In The Paradox of Performance Pay, Allan Hawke shows how it has clearly led to decreases in organizational performance.
Peter Scholtes, who has researched and written extensively about performance, appraisal and pay, argues that such a performance ”management” regime is inherently the wrong thing to do because three faults are common to all variations on the theme:
- It doesn’t work.
- It’s wrong to focus only on individuals or groups, because most opportunities for improvement involve systems, processes and technology.
- Performance ”management” is judgment, not feedback; it’s a hierarchical dynamic.

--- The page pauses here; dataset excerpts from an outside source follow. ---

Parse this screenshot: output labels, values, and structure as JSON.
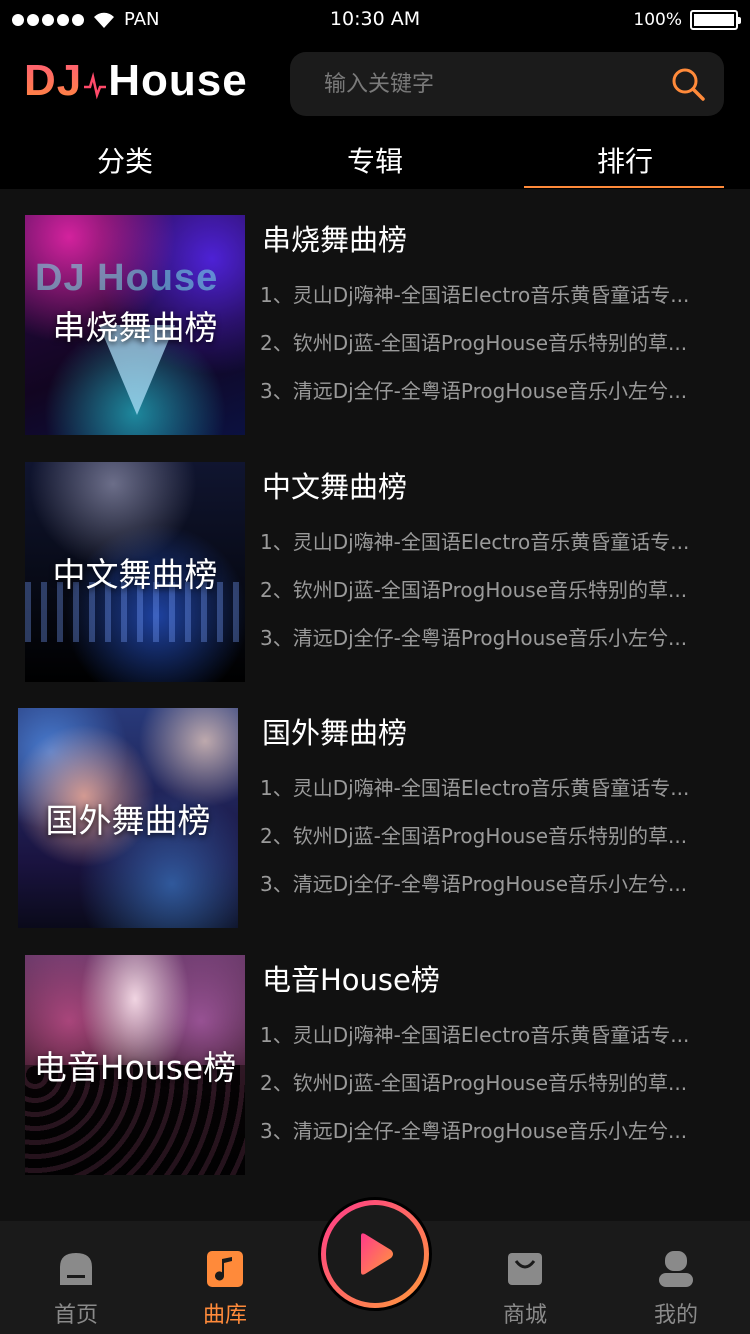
{
  "status_bar": {
    "carrier": "PAN",
    "time": "10:30 AM",
    "battery": "100%",
    "battery_level": 1.0
  },
  "header": {
    "logo_left": "DJ",
    "logo_right": "House",
    "search_placeholder": "输入关键字"
  },
  "tabs": [
    {
      "label": "分类",
      "active": false
    },
    {
      "label": "专辑",
      "active": false
    },
    {
      "label": "排行",
      "active": true
    }
  ],
  "charts": [
    {
      "title": "串烧舞曲榜",
      "cover_label": "串烧舞曲榜",
      "cover_text": "DJ House",
      "tracks": [
        "1、灵山Dj嗨神-全国语Electro音乐黄昏童话专...",
        "2、钦州Dj蓝-全国语ProgHouse音乐特别的草...",
        "3、清远Dj全仔-全粤语ProgHouse音乐小左兮..."
      ]
    },
    {
      "title": "中文舞曲榜",
      "cover_label": "中文舞曲榜",
      "tracks": [
        "1、灵山Dj嗨神-全国语Electro音乐黄昏童话专...",
        "2、钦州Dj蓝-全国语ProgHouse音乐特别的草...",
        "3、清远Dj全仔-全粤语ProgHouse音乐小左兮..."
      ]
    },
    {
      "title": "国外舞曲榜",
      "cover_label": "国外舞曲榜",
      "tracks": [
        "1、灵山Dj嗨神-全国语Electro音乐黄昏童话专...",
        "2、钦州Dj蓝-全国语ProgHouse音乐特别的草...",
        "3、清远Dj全仔-全粤语ProgHouse音乐小左兮..."
      ]
    },
    {
      "title": "电音House榜",
      "cover_label": "电音House榜",
      "tracks": [
        "1、灵山Dj嗨神-全国语Electro音乐黄昏童话专...",
        "2、钦州Dj蓝-全国语ProgHouse音乐特别的草...",
        "3、清远Dj全仔-全粤语ProgHouse音乐小左兮..."
      ]
    }
  ],
  "bottom_nav": [
    {
      "label": "首页",
      "icon": "home-icon",
      "active": false
    },
    {
      "label": "曲库",
      "icon": "music-library-icon",
      "active": true
    },
    {
      "label": "商城",
      "icon": "shopping-bag-icon",
      "active": false
    },
    {
      "label": "我的",
      "icon": "user-icon",
      "active": false
    }
  ],
  "colors": {
    "accent": "#ff8a3a",
    "accent_pink": "#ff3a8a",
    "background": "#111111",
    "muted_text": "#9a9a9a"
  }
}
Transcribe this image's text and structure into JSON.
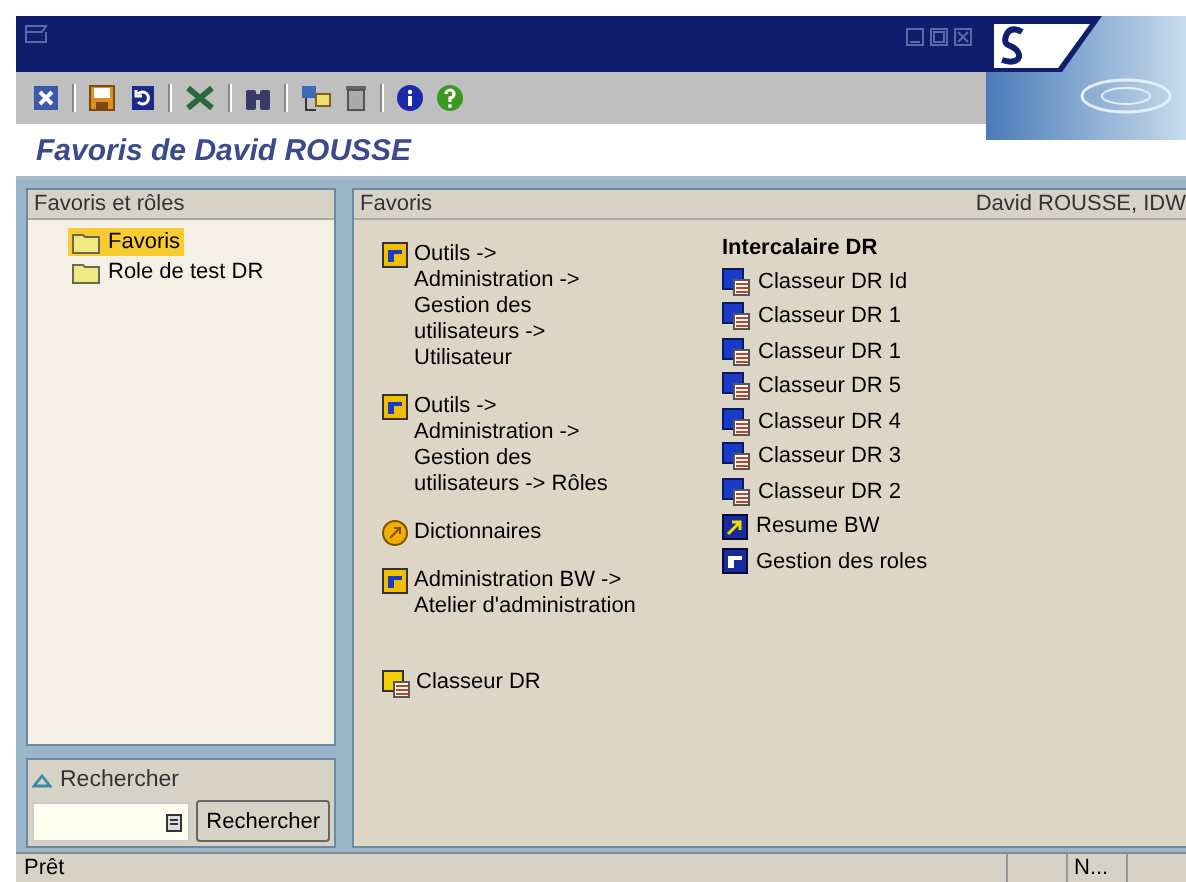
{
  "window": {
    "title": "Favoris de David ROUSSE"
  },
  "tree": {
    "header": "Favoris et rôles",
    "items": [
      {
        "label": "Favoris",
        "selected": true
      },
      {
        "label": "Role de test DR",
        "selected": false
      }
    ]
  },
  "search": {
    "header": "Rechercher",
    "button": "Rechercher"
  },
  "favorites": {
    "header": "Favoris",
    "user": "David ROUSSE, IDW",
    "items": [
      {
        "kind": "transaction",
        "label": "Outils ->\nAdministration ->\nGestion des\nutilisateurs ->\nUtilisateur"
      },
      {
        "kind": "transaction",
        "label": "Outils ->\nAdministration ->\nGestion des\nutilisateurs -> Rôles"
      },
      {
        "kind": "url",
        "label": "Dictionnaires"
      },
      {
        "kind": "transaction",
        "label": "Administration BW ->\nAtelier d'administration"
      },
      {
        "kind": "workbook",
        "label": "Classeur DR"
      }
    ],
    "folder": {
      "title": "Intercalaire DR",
      "items": [
        {
          "kind": "workbook",
          "label": "Classeur DR Id"
        },
        {
          "kind": "workbook",
          "label": "Classeur DR 1"
        },
        {
          "kind": "workbook",
          "label": "Classeur DR 1"
        },
        {
          "kind": "workbook",
          "label": "Classeur DR 5"
        },
        {
          "kind": "workbook",
          "label": "Classeur DR 4"
        },
        {
          "kind": "workbook",
          "label": "Classeur DR 3"
        },
        {
          "kind": "workbook",
          "label": "Classeur DR 2"
        },
        {
          "kind": "shortcut",
          "label": "Resume BW"
        },
        {
          "kind": "transaction",
          "label": "Gestion des roles"
        }
      ]
    }
  },
  "status_bar": {
    "message": "Prêt",
    "session": "N..."
  }
}
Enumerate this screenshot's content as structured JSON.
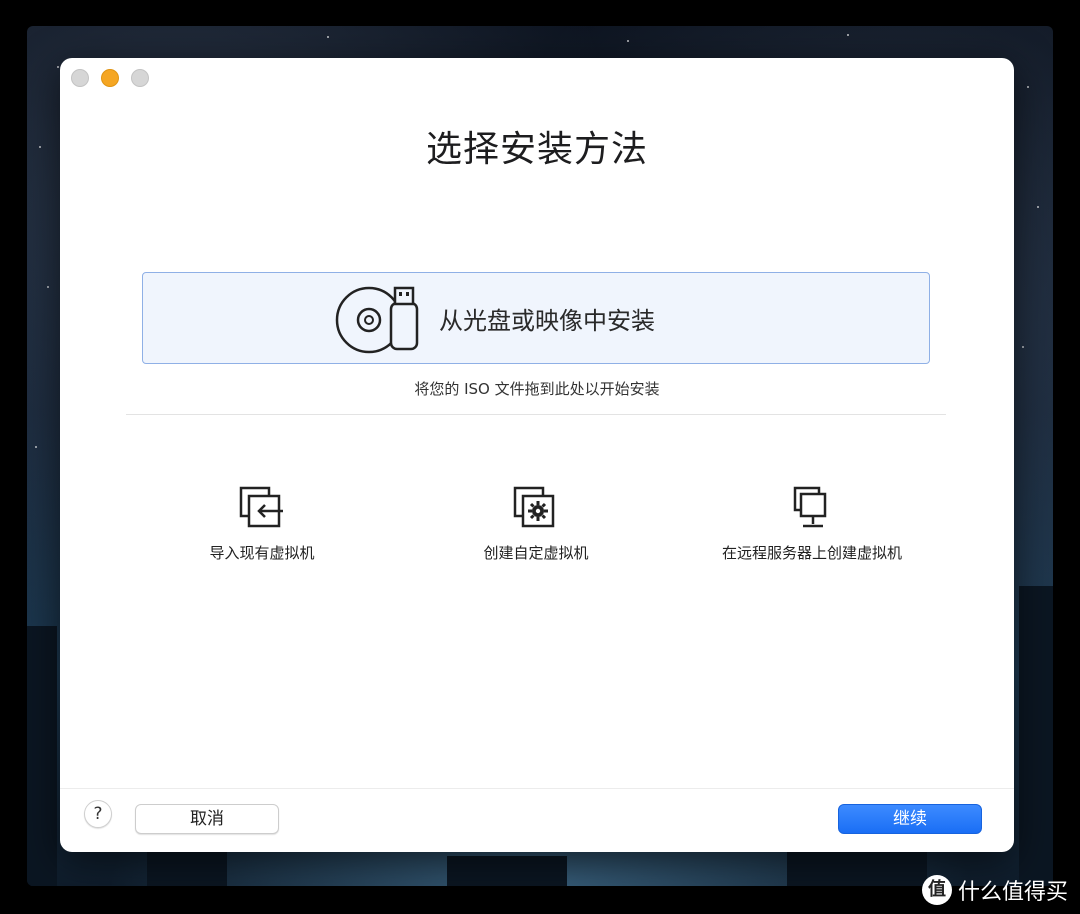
{
  "window": {
    "title": "选择安装方法"
  },
  "primary_option": {
    "label": "从光盘或映像中安装",
    "hint": "将您的 ISO 文件拖到此处以开始安装"
  },
  "options": [
    {
      "label": "导入现有虚拟机",
      "icon": "import-vm-icon"
    },
    {
      "label": "创建自定虚拟机",
      "icon": "custom-vm-icon"
    },
    {
      "label": "在远程服务器上创建虚拟机",
      "icon": "remote-server-icon"
    }
  ],
  "footer": {
    "help_label": "?",
    "cancel_label": "取消",
    "continue_label": "继续"
  },
  "watermark": {
    "badge": "值",
    "text": "什么值得买"
  },
  "colors": {
    "accent": "#1a6ef5",
    "traffic_minimize": "#f5a623",
    "drop_box_bg": "#f0f5fd",
    "drop_box_border": "#8fb0e6"
  }
}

W. Edwards Deming called annual performance appraisals one of the five deadly diseases of management. Performance ratings are nothing more than a lottery, Deming said in 1984. This pertains to all levels in the organization.
ANNUAL RATING OF PERFORMANCE
- Arbitrary and unjust system
- Demoralizing to employees
- Nourishes short-term performance
- Annihilates team work, encourages fear.
Perhaps the performance appraisal treadmill is keeping organizations from testing out and adopting better management models for the networked economy. How could anyone possibly show progress in 365 days? It also makes one wonder about the effectiveness of publicly-traded companies that get a “performance appraisal” from the market every quarter.
Performance appraisals are like academic grades and keep the focus on the individual. In the collaborative, social enterprise this is counter-productive. There is no place for this practice in doing net work. In today’s enterprise, work is learning and learning is the work, and it has to be done cooperatively. The wirearchy organizing principle provides an excellent starting point to get off this treadmill:
a dynamic two-way flow of power and authority based on information, knowledge, trust and credibility, enabled by interconnected people and technology.